Apple Computer went public in 1980, making its founders multi-millionaires. Jobs became chairman while Markkula took on the role of president. Wozniak left Apple after a plane crash damaged his memory in 1981 (though he has remained, officially, an Apple employee to this day). Jobs, meanwhile, continued to work on product development at Apple until 1985 when he left the company amid a power struggle with its then-president and CEO John Sculley.
In 1989, Jobs started a new computer products company, called NeXT, which he hoped would compete with Apple. This venture was unsuccessful in terms of hardware, but it did introduce object-oriented programming, which helps tremendously in streamlining software development processes. Jobs sold NeXT Software to Apple in 1997. Jobs also took the helm of Pixar computer animation studios, which he purchased from George Lucas in 1986 for less than $10 million. Within a decade, Pixar had turned into a feature film-making powerhouse. The studio’s first film made under his leadership, “Toy Story,” was the highest grossing domestic film of 1995. Jobs continued to serve as CEO of Pixar Studios until its acquisition by The Walt Disney Company in 2006. Jobs then went on to serve as a member of Disney’s Board of Directors.
Jobs also returned to Apple after a decade of absence. In 1996, he became an advisor to Apple’s then-chairman, Gilbert F. Amelio. Jobs accepted the role of Apple chairman and CEO in 1997 and revitalized the company with improved products and services and the introduction of highly successful product lines, with the iPod, iPhone, and MacBook.

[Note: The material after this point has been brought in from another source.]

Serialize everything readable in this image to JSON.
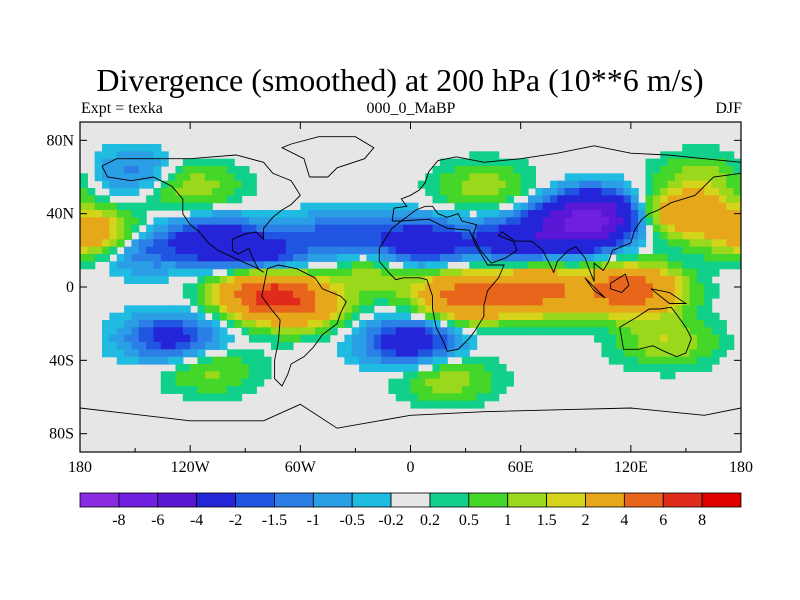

Wozniak, meanwhile, followed a different track, heading back to school to complete his BS degree in Electrical Engineering and Computer Science at U.C. Berkeley in 1987. He also became very involved in education, teaching fifth-grade students at local schools near his Silicon Valley, Calif. home and sponsoring a variety of education-focused programs in the U.S. and overseas. He consulted for Apple until 1985 and then founded CL 9, a company that developed remote control switches. In 2001, he co-founded Wheels of Zeus, or “WoZ,” (which is also one of his nicknames), in order to create wireless GPS technology systems. WoZ closed in 2006, after which point Wozniak co-founded Acquicor Technology with Gil Amelio. He is currently chief scientist at Primary Data.
Both Wozniak and Jobs have been recognized with countless awards and honors, including National Medals of Technology, awarded in 1985 by then-President Ronald Reagan. Wozniak was inducted into the Inventors Hall of Fame in 2000 and is a past recipient of the Heinz Award for Technology, The Economy, and Employment. Jobs was granted the Jefferson Award for Public Service in 1987 and was named Entrepreneur of the Decade by Inc. Magazine in 1989.
Jobs announced his resignation as Apple’s CEO in 2011 and was replaced by Chief Operating Officer, Tim Cook. Jobs passed away from pancreatic cancer on October 5, 2011.